Reputation: 1591
I'm trying to save a Pandas data frame as a JSON file. One of the columns has the type datetime64[ns]. When I print the column the correct date is displayed. However, when I save it as a JSON file and read it back later the date value changes even after I change the column type back to datetime64[ns]. Here is a sample app which shows the issue I am running into:
#!/usr/bin/python3
import json
import pandas as pd
s = pd.Series(['1/1/2000'])
in_df = pd.DataFrame(s)
in_df[0] = pd.to_datetime(in_df[0], format='%m/%d/%Y')
print("in_df\n")
print(in_df)
print("\nin_df dtypes\n")
print(in_df.dtypes)
in_df.to_json("test.json")
out_df = pd.read_json("test.json")
out_df[0] = out_df[0].astype('datetime64[ns]')
print("\nout_df\n")
print(out_df)
print("\nout_df dtypes\n")
print(out_df.dtypes)
Here is the output:
in_df
0
0 2000-01-01
in_df dtypes
0 datetime64[ns]
dtype: object
out_df
0
0 1970-01-01 00:15:46.684800 <--- Why don't I get 2000-1-1 here?
out_df dtypes
0 datetime64[ns]
dtype: object
I'm expecting the get the original date displayed (2000-1-1) when I read back the JSON file. What am I doing wrong with my conversion?
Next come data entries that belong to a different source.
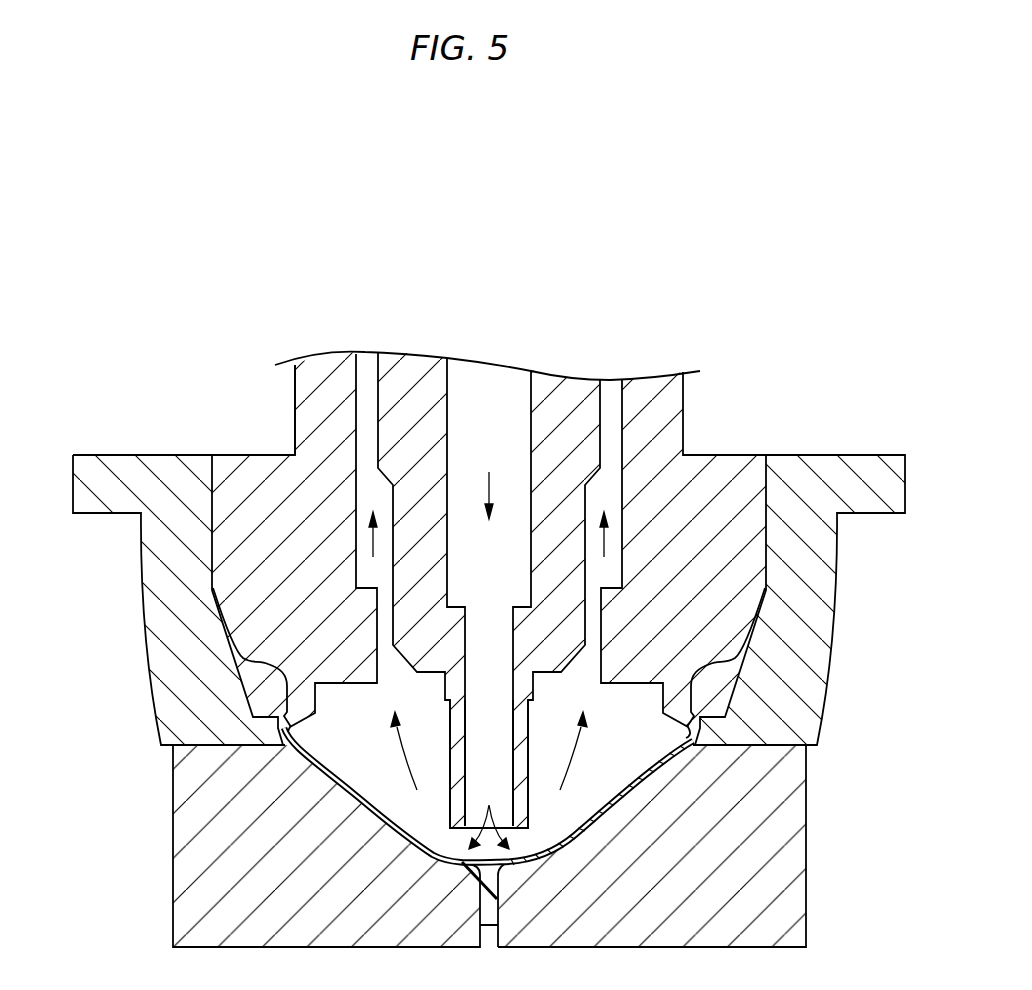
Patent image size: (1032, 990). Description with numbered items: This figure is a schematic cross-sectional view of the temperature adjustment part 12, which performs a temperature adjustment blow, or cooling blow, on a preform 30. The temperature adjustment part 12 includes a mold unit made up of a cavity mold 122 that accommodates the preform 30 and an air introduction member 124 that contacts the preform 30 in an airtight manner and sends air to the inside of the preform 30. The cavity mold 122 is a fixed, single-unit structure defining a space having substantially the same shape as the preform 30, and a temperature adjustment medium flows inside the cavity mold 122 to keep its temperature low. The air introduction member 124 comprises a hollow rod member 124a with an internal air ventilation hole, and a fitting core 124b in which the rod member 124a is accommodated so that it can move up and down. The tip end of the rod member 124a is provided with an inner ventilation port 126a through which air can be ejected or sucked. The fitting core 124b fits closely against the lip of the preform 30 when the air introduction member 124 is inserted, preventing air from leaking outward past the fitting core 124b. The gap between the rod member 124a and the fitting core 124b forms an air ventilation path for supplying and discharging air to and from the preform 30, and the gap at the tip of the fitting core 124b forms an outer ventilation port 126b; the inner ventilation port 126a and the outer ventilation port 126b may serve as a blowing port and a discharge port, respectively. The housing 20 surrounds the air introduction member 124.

The temperature adjustment part 12 is at (778, 218).
The housing 20 is at (150, 585).
The preform 30 is at (643, 807).
The cavity mold 122 is at (770, 848).
The air introduction member 124 is at (231, 442).
The rod member 124a is at (530, 788).
The fitting core 124b is at (269, 455).
The inner ventilation port 126a is at (413, 851).
The outer ventilation port 126b is at (385, 645).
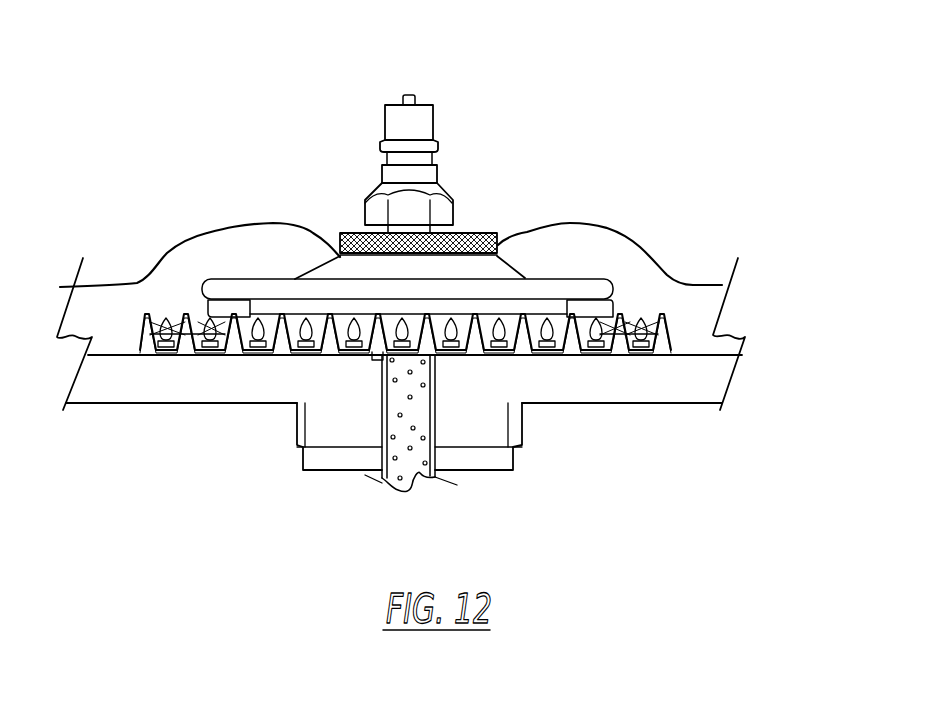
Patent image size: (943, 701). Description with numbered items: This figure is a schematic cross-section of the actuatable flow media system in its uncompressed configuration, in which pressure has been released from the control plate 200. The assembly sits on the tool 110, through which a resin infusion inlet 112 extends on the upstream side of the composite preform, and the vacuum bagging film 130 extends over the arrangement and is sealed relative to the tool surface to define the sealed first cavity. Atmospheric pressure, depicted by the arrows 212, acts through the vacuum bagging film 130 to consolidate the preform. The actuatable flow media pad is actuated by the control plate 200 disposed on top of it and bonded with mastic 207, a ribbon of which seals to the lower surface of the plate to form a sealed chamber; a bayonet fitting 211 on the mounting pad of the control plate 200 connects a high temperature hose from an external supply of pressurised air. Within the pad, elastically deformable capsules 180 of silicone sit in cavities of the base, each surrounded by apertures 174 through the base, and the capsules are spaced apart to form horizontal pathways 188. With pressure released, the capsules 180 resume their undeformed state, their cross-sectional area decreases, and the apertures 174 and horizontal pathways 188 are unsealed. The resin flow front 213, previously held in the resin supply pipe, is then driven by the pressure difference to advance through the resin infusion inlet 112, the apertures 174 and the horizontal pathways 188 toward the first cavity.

The tool 110 is at (147, 395).
The resin infusion inlet 112 is at (437, 458).
The vacuum bagging film 130 is at (705, 280).
The apertures 174 is at (522, 405).
The elastically deformable capsule 180 is at (518, 355).
The horizontal pathways 188 is at (405, 358).
The control plate 200 is at (270, 285).
The mastic 207 is at (597, 300).
The bayonet fitting 211 is at (435, 113).
The atmospheric pressure arrows 212 is at (740, 193).
The resin flow front 213 is at (380, 345).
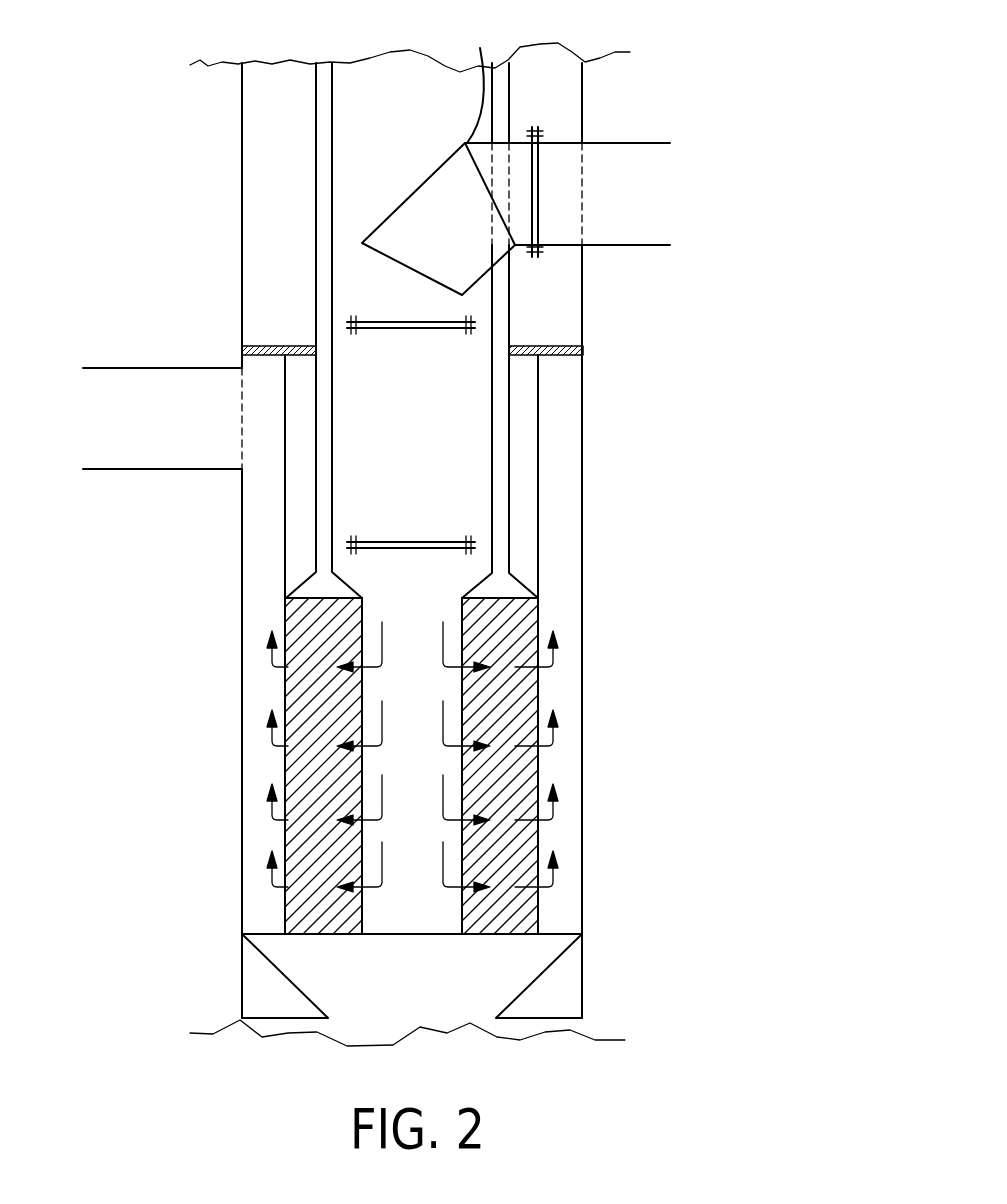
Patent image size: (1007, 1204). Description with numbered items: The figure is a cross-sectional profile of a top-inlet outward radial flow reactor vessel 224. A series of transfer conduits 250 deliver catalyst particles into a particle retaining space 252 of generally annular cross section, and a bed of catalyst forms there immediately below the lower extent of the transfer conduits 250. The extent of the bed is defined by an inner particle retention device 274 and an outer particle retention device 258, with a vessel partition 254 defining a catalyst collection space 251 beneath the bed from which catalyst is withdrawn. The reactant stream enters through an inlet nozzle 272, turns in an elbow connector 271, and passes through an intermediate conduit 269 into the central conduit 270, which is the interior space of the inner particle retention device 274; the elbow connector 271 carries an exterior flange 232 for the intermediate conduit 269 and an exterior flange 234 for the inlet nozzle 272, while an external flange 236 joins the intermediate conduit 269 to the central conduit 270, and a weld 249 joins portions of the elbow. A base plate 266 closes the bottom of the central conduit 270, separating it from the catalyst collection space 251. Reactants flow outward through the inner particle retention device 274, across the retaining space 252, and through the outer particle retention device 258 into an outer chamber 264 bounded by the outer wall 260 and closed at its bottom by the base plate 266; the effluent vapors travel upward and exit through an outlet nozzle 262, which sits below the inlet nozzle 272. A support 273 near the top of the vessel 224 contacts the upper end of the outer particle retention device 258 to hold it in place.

The vessel 224 is at (703, 545).
The exterior flange 232 is at (390, 318).
The exterior flange 234 is at (538, 217).
The external flange 236 is at (412, 538).
The weld 249 is at (483, 78).
The transfer conduits 250 is at (333, 108).
The catalyst collection space 251 is at (462, 993).
The particle retaining space 252 is at (350, 613).
The vessel partition 254 is at (254, 978).
The outer particle retention device 258 is at (283, 623).
The outer wall 260 is at (585, 725).
The outlet nozzle 262 is at (121, 378).
The outer chamber 264 is at (573, 782).
The base plate 266 is at (413, 935).
The intermediate conduit 269 is at (422, 448).
The central conduit 270 is at (430, 804).
The elbow connector 271 is at (430, 190).
The inlet nozzle 272 is at (640, 152).
The support 273 is at (260, 345).
The inner particle retention device 274 is at (363, 690).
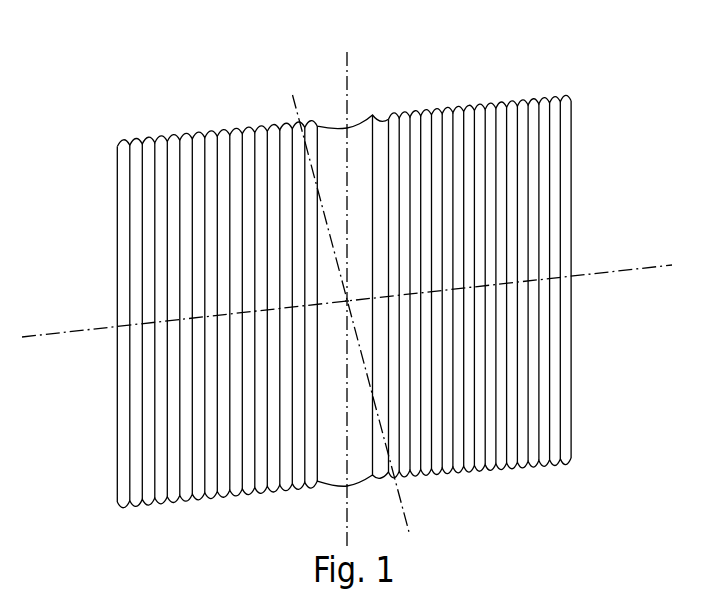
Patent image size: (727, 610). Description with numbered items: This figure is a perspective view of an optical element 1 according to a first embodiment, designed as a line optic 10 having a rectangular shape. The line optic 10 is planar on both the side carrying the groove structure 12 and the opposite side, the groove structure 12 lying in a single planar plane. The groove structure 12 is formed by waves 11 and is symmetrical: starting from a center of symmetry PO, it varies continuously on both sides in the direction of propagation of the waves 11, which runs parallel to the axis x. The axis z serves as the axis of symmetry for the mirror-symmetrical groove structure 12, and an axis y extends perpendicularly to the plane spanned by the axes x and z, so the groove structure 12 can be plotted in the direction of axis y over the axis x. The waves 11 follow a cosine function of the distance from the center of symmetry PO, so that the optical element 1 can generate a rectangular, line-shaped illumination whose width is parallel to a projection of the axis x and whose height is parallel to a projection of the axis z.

The optical element 1 is at (387, 262).
The line optic 10 is at (397, 259).
The waves 11 is at (438, 110).
The groove structure 12 is at (503, 241).
The center of symmetry PO is at (347, 301).
The axis x is at (73, 330).
The axis y is at (293, 110).
The axis z is at (347, 73).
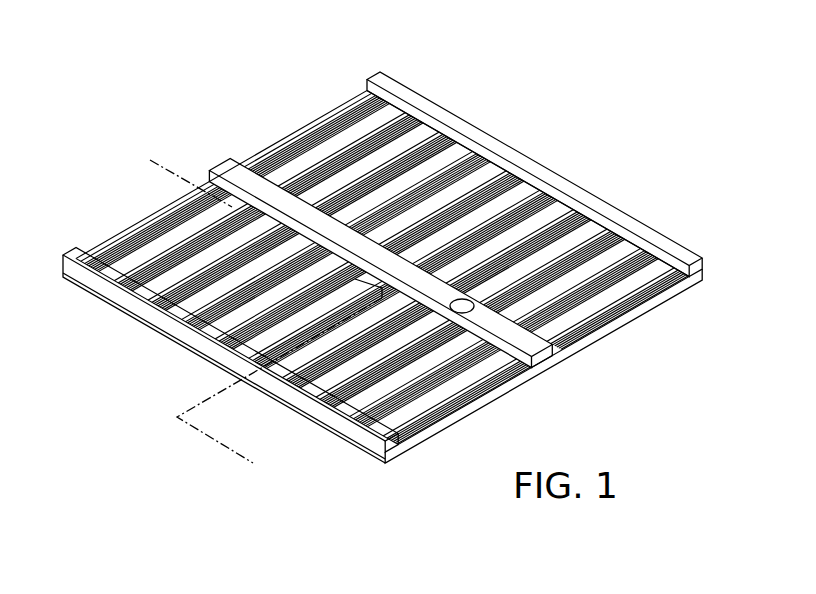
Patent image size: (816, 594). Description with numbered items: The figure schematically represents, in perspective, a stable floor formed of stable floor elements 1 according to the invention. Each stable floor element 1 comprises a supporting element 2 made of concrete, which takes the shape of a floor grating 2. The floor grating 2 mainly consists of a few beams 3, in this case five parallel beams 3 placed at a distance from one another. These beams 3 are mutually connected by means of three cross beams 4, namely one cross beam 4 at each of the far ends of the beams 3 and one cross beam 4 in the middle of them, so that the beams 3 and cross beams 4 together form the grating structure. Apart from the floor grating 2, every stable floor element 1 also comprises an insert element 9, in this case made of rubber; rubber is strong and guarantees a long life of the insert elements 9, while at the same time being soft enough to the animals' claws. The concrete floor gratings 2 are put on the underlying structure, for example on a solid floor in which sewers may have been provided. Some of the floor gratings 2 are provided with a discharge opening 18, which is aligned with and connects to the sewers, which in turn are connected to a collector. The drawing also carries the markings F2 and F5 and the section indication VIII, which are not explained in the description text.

Thanks!
Upvotes: 1
Views: 248
Reputation: 2696
df = pd.read_json("test.json")
df[0] = pd.to_datetime(df[0], unit='ms')
print("\ndf\n")
print(df)
print("\ndf dtypes\n")
print(df.dtypes)
will give you
df
0
0 2000-01-01
df dtypes
0 datetime64[ns]
dtype: object
This should work for all millisecond json columns you need
Upvotes: 1